Open patienceFromZhou opened 6 years ago

patienceFromZhou commented 6 years ago

Densenet https://arxiv.org/pdf/1608.06993.pdf has been proved efficient. here i got some trouble implementing it in matconvnet.

as shown in the paper, the feature maps of all preceding layers are treated as separate inputs whereas its own feature maps are passed on as inputs to all subsequent layers. i use vl_nnconcat to concat two tensors sized 80×80x32 and surely i got a 80x80x64 one. the question is, when feed the concatenated tensor into next conv layer, the kernel size is 3x3x32xoutmaps. it seems the two tensors are calculated separately, not in a whole(which is ought to be 3x3x64xoutmaps ). is the paper intended to calculate them separately or i misunderstood it ? and what should i do if i was to calculate the tensors in a whole.

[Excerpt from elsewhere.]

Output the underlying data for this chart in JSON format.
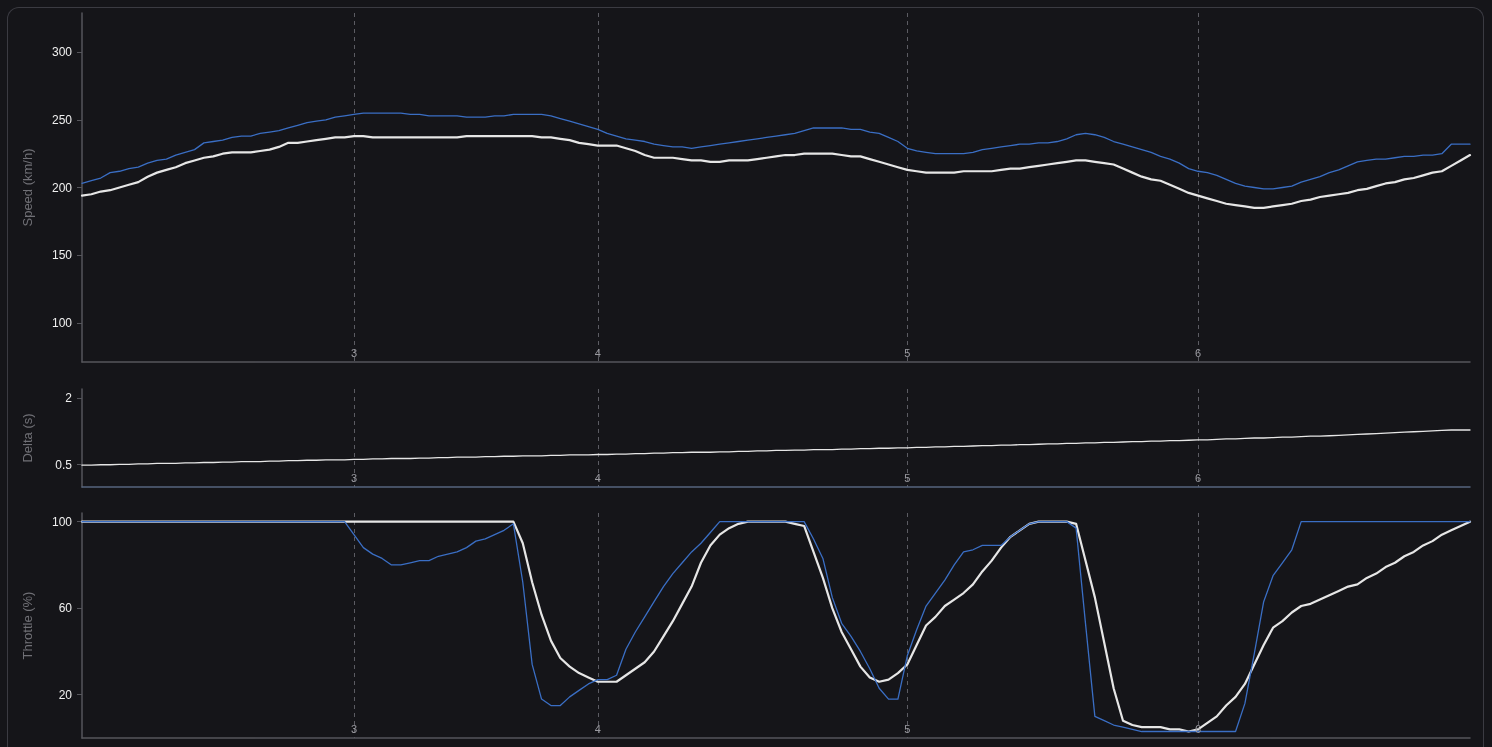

hbilen commented 6 years ago

You can find pretrained densenet models in http://www.robots.ox.ac.uk/~albanie/mcn-models.html. You can easily reinitialise model parameters to train from scratch

Addhi86 commented 3 years ago

@hbilen I downloaded the densenet 121, the layers parameter I checked is bit different from what we generally do for the convolutional neural network. the first convolutional layer is 7x7x3x64, max pooling , convolutional layer-a 1x1x64x128 convolutional laye-b 3x3x128x32 convolutional layer-c 1x1x64x128 convolutional layer-d 3x3x128x32 convolutional layer-e 1x1x128x128 convolutional layer-f 3x3x128x32 ... I want to know that why there is difference in the output of convolutional layer-d and in the intput of the convolutional layer-e?